Now it is becoming increasingly common for young people to still be living in their childhood bedroom when they are 35.  The Office of National Statistics says that 3.3million of those aged 20-34 are still living with their parents.  The average price of a home bought by first time buyers is currently £202,000.  With the new rules now limiting the amount that can be borrowed to buy a home to 4.5 times salary, workers in their 20's on the average salary of £21,200 would need a deposit of £106,600 to buy the average home.

The government's flagship 'Help To Buy' is clearly failing.
Young people are being priced out of the housing market even with the state funding up to 20% of the price of a new build home.  The main reason being that house builders have used this as a marketing opportunity to INCREASE the prices they charge all but wiping out the government's so called "help."

This may end up being a blessing in disguise for many currently being priced out.
When the market falls as it will when interest rates rise, they will be protected from the negative equity that many who have over stretched themselves to buy a new home will be exposed to having paid top dollar for their new home just before the bubble bursts.
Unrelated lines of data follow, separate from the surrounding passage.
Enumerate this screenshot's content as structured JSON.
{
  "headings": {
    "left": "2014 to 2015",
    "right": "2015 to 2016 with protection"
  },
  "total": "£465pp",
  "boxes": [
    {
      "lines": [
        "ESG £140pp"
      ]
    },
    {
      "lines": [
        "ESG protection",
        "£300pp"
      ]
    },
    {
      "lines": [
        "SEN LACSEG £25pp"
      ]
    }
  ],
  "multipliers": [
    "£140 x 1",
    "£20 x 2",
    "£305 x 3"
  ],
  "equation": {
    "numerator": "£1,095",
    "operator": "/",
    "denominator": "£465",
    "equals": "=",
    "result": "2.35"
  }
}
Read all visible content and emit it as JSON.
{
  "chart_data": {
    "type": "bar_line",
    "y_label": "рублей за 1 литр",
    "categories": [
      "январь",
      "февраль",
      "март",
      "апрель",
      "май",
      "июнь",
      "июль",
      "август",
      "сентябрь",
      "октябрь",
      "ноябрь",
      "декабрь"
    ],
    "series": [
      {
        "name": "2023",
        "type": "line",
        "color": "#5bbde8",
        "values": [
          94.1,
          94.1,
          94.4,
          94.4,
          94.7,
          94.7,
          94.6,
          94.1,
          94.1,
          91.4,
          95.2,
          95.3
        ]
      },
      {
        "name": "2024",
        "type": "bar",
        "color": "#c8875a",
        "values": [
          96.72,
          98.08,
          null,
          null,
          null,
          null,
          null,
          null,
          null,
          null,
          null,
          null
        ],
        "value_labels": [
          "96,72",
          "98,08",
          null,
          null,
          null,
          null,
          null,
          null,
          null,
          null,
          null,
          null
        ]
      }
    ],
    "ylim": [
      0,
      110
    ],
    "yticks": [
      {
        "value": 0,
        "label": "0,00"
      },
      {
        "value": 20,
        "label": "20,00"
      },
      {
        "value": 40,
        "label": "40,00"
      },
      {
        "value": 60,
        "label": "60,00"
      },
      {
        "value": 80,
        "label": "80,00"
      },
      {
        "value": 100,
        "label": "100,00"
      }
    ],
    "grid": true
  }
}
Finally Stamp Duty is also making it more expensive to buy a home.  Before 1997, stamp duty was charged at 1% any home over £60,000. Today the 1% rate applies only to homes sold between £125,000 and £250,000.  The stamp duty rate of 3% is charged on all homes sold over £250,000.

No changes to the thresholds have been made to allow for the rise in house prices since the new rates were introduced.  It is not surprising that revenue generated from stamp duty has increased from £255million 20 years ago to £5,600million a year today.  If the thresholds had increased to allow for inflation, the 3% threshold would today, start at homes sold for more than £645,000 according to Lloyds.